A. broke into tears ….
“All right, A., what’s making you cry?”
“Father Carlo, I’m crying because you do not convert to Islam.”
“Oh, I exclaim, and why should I do that?
“A., I’m a Christian and I believe in Jesus. I believe that God created the heavens and the earth as you do and that our prayers go to the same Heaven because when it comes to gods, there is only One. Your God is my God. It is he who made us, feeds us, and loves us. If you do your duty, do not steal, do not kill, do not speak falsely and follow your conscience, you will go to paradise, the same paradise to which I shall go if I do what God commands of me. Now cry no more.”
“No, no,” cries A., “if you do not become a Muslim, you will go to hell like all the other Christians.”
“Well, now that’s nice, A.! Who told you that I’ll go to hell if I do not convert?”
“The teacher of my school told me that all Christians go to hell and I don’t want you to go there.”
We’ve arrived near the chapel of solitude and A. stops. He’s never come any closer.  He has always stopped about ten steps from the building and for all the gold in the world he would not enter it as if inside there was some mysterious devilry forbidden to young Muslims.
The love that he has for me…and it’s a lot, has always hurled itself against this wall which divides us and this evening has actually taken on the terrible name, “hell.”
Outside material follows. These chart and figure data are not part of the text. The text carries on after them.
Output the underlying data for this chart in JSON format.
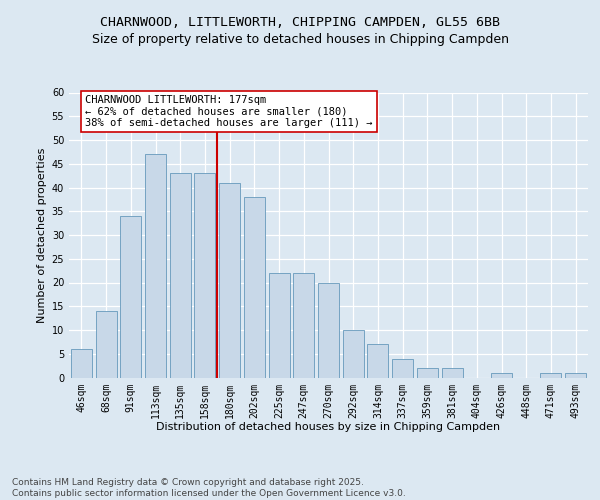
{
  "title": "CHARNWOOD, LITTLEWORTH, CHIPPING CAMPDEN, GL55 6BB",
  "subtitle": "Size of property relative to detached houses in Chipping Campden",
  "xlabel": "Distribution of detached houses by size in Chipping Campden",
  "ylabel": "Number of detached properties",
  "categories": [
    "46sqm",
    "68sqm",
    "91sqm",
    "113sqm",
    "135sqm",
    "158sqm",
    "180sqm",
    "202sqm",
    "225sqm",
    "247sqm",
    "270sqm",
    "292sqm",
    "314sqm",
    "337sqm",
    "359sqm",
    "381sqm",
    "404sqm",
    "426sqm",
    "448sqm",
    "471sqm",
    "493sqm"
  ],
  "values": [
    6,
    14,
    34,
    47,
    43,
    43,
    41,
    38,
    22,
    22,
    20,
    10,
    7,
    4,
    2,
    2,
    0,
    1,
    0,
    1,
    1
  ],
  "bar_color": "#c8d8e8",
  "bar_edge_color": "#6699bb",
  "vline_color": "#cc0000",
  "ylim_max": 60,
  "yticks": [
    0,
    5,
    10,
    15,
    20,
    25,
    30,
    35,
    40,
    45,
    50,
    55,
    60
  ],
  "annotation_line1": "CHARNWOOD LITTLEWORTH: 177sqm",
  "annotation_line2": "← 62% of detached houses are smaller (180)",
  "annotation_line3": "38% of semi-detached houses are larger (111) →",
  "annotation_box_facecolor": "#ffffff",
  "annotation_box_edgecolor": "#cc0000",
  "background_color": "#dce8f2",
  "footer_text": "Contains HM Land Registry data © Crown copyright and database right 2025.\nContains public sector information licensed under the Open Government Licence v3.0.",
  "title_fontsize": 9.5,
  "subtitle_fontsize": 9,
  "axis_label_fontsize": 8,
  "tick_fontsize": 7,
  "annotation_fontsize": 7.5,
  "footer_fontsize": 6.5
}
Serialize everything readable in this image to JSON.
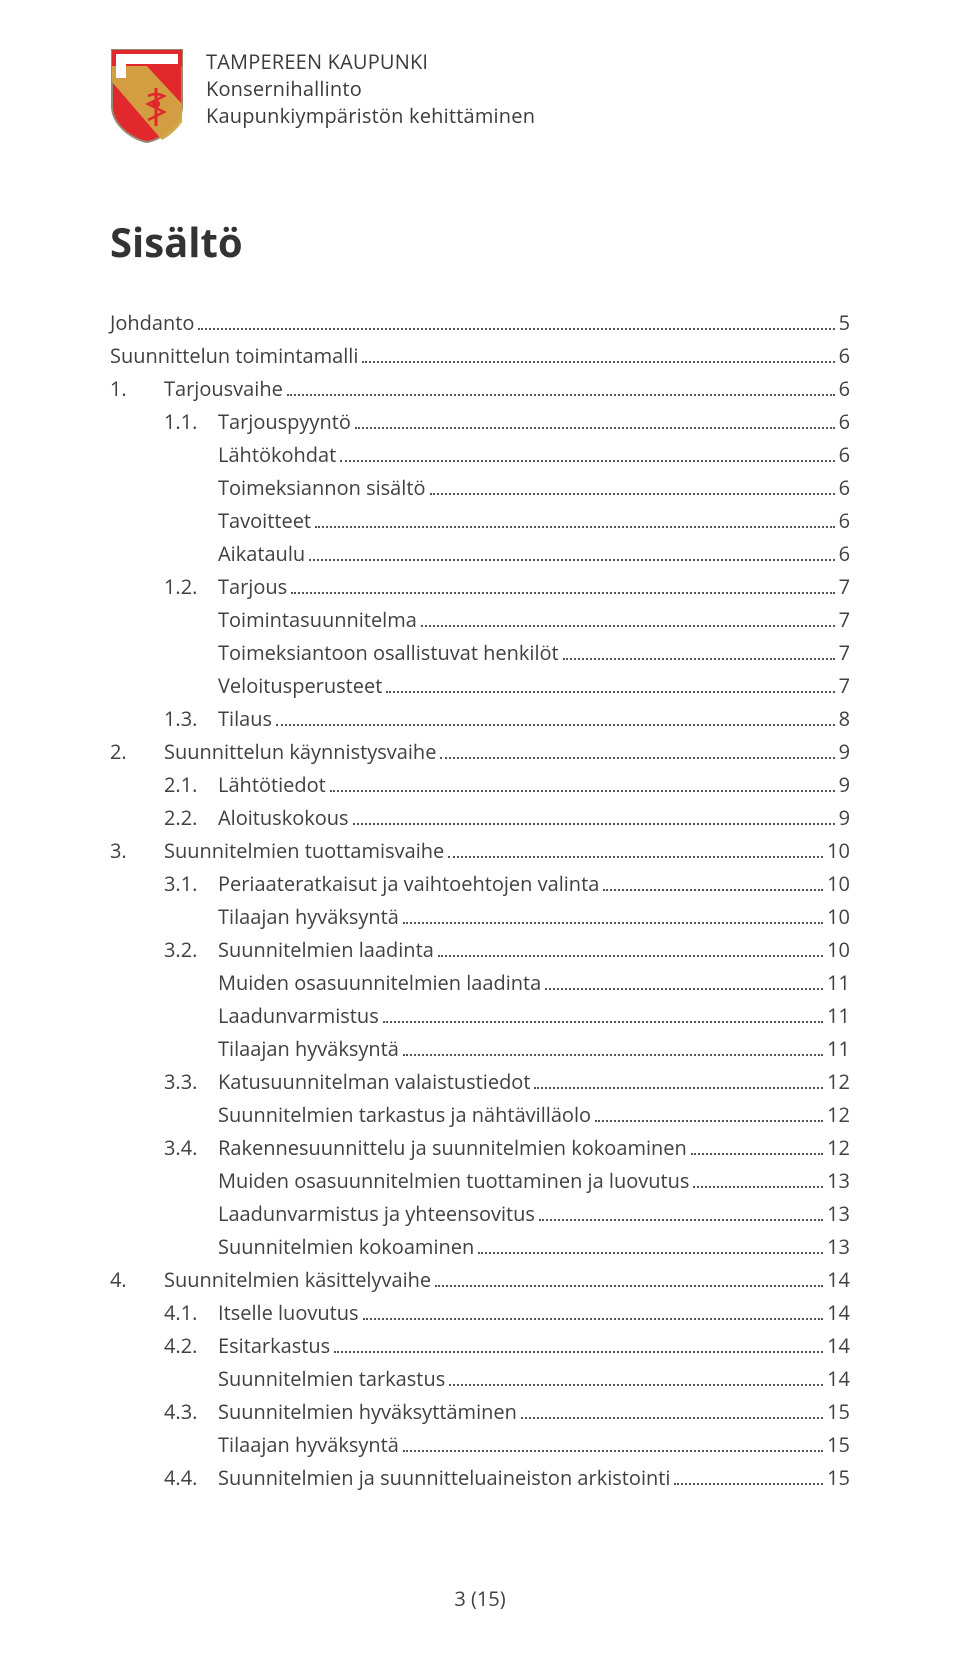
{
  "header": {
    "org_line1": "TAMPEREEN KAUPUNKI",
    "org_line2": "Konsernihallinto",
    "org_line3": "Kaupunkiympäristön kehittäminen",
    "logo": {
      "shield_fill": "#e1282d",
      "wave_fill": "#d2a443",
      "outline": "#968b70"
    }
  },
  "title": "Sisältö",
  "toc": [
    {
      "level": 0,
      "num": "",
      "label": "Johdanto",
      "page": "5"
    },
    {
      "level": 0,
      "num": "",
      "label": "Suunnittelun toimintamalli",
      "page": "6"
    },
    {
      "level": 1,
      "num": "1.",
      "label": "Tarjousvaihe",
      "page": "6"
    },
    {
      "level": 2,
      "num": "1.1.",
      "label": "Tarjouspyyntö",
      "page": "6"
    },
    {
      "level": 3,
      "num": "",
      "label": "Lähtökohdat",
      "page": "6"
    },
    {
      "level": 3,
      "num": "",
      "label": "Toimeksiannon sisältö",
      "page": "6"
    },
    {
      "level": 3,
      "num": "",
      "label": "Tavoitteet",
      "page": "6"
    },
    {
      "level": 3,
      "num": "",
      "label": "Aikataulu",
      "page": "6"
    },
    {
      "level": 2,
      "num": "1.2.",
      "label": "Tarjous",
      "page": "7"
    },
    {
      "level": 3,
      "num": "",
      "label": "Toimintasuunnitelma",
      "page": "7"
    },
    {
      "level": 3,
      "num": "",
      "label": "Toimeksiantoon osallistuvat henkilöt",
      "page": "7"
    },
    {
      "level": 3,
      "num": "",
      "label": "Veloitusperusteet",
      "page": "7"
    },
    {
      "level": 2,
      "num": "1.3.",
      "label": "Tilaus",
      "page": "8"
    },
    {
      "level": 1,
      "num": "2.",
      "label": "Suunnittelun käynnistysvaihe",
      "page": "9"
    },
    {
      "level": 2,
      "num": "2.1.",
      "label": "Lähtötiedot",
      "page": "9"
    },
    {
      "level": 2,
      "num": "2.2.",
      "label": "Aloituskokous",
      "page": "9"
    },
    {
      "level": 1,
      "num": "3.",
      "label": "Suunnitelmien tuottamisvaihe",
      "page": "10"
    },
    {
      "level": 2,
      "num": "3.1.",
      "label": "Periaateratkaisut ja vaihtoehtojen valinta",
      "page": "10"
    },
    {
      "level": 3,
      "num": "",
      "label": "Tilaajan hyväksyntä",
      "page": "10"
    },
    {
      "level": 2,
      "num": "3.2.",
      "label": "Suunnitelmien laadinta",
      "page": "10"
    },
    {
      "level": 3,
      "num": "",
      "label": "Muiden osasuunnitelmien laadinta",
      "page": "11"
    },
    {
      "level": 3,
      "num": "",
      "label": "Laadunvarmistus",
      "page": "11"
    },
    {
      "level": 3,
      "num": "",
      "label": "Tilaajan hyväksyntä",
      "page": "11"
    },
    {
      "level": 2,
      "num": "3.3.",
      "label": "Katusuunnitelman valaistustiedot",
      "page": "12"
    },
    {
      "level": 3,
      "num": "",
      "label": "Suunnitelmien tarkastus ja nähtävilläolo",
      "page": "12"
    },
    {
      "level": 2,
      "num": "3.4.",
      "label": "Rakennesuunnittelu ja suunnitelmien kokoaminen",
      "page": "12"
    },
    {
      "level": 3,
      "num": "",
      "label": "Muiden osasuunnitelmien tuottaminen ja luovutus",
      "page": "13"
    },
    {
      "level": 3,
      "num": "",
      "label": "Laadunvarmistus ja yhteensovitus",
      "page": "13"
    },
    {
      "level": 3,
      "num": "",
      "label": "Suunnitelmien kokoaminen",
      "page": "13"
    },
    {
      "level": 1,
      "num": "4.",
      "label": "Suunnitelmien käsittelyvaihe",
      "page": "14"
    },
    {
      "level": 2,
      "num": "4.1.",
      "label": "Itselle luovutus",
      "page": "14"
    },
    {
      "level": 2,
      "num": "4.2.",
      "label": "Esitarkastus",
      "page": "14"
    },
    {
      "level": 3,
      "num": "",
      "label": "Suunnitelmien tarkastus",
      "page": "14"
    },
    {
      "level": 2,
      "num": "4.3.",
      "label": "Suunnitelmien hyväksyttäminen",
      "page": "15"
    },
    {
      "level": 3,
      "num": "",
      "label": "Tilaajan hyväksyntä",
      "page": "15"
    },
    {
      "level": 2,
      "num": "4.4.",
      "label": "Suunnitelmien ja suunnitteluaineiston arkistointi",
      "page": "15"
    }
  ],
  "footer": "3 (15)",
  "colors": {
    "text": "#404040",
    "title": "#333333",
    "background": "#ffffff",
    "dots": "#555555"
  },
  "typography": {
    "body_fontsize_pt": 15,
    "title_fontsize_pt": 30,
    "line_height": 1.55
  }
}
I say to him: “No, A., God is good and he will save us both; he will save your father and we will all go to paradise. Don’t believe that just because I’m a Christian I will go to hell anymore than I believe you will go there because you’re a Muslim. God is so good. Perhaps you did not understand what your teacher meant; perhaps he said that bad Christians will go to hell. Don’t be upset; go home and say your prayers while I say mine, and, before you finish, tell God, as I will tell Him, “Lord, may all men be saved, go…”  I sadly entered the small chapel of mud, built by Charles de Foucauld himself, who wished to be called Little Universal Brother, dying here betrayed by the ignorance and fanaticism of the sons of the same tribe to which Aleck and A. belong.
But this evening it will be hard to pray!  What a storm of thought this little friend has stirred in me.
Poor little A.!  He too a victim of fanaticism of the same sort found among the so-called “men of God,” religious men who would  send half of mankind to hell just because they are not one of them!”
How painful is all this!  How could it happen? That the thread of love that unites me to my brother is broken by the current “zeal for God!” That religion, instead of being a reason for union should become a trench of death or at least of un-confessed hatred. It would be better not to have a religion to divide us.  Better to grope in the dark than have such a light!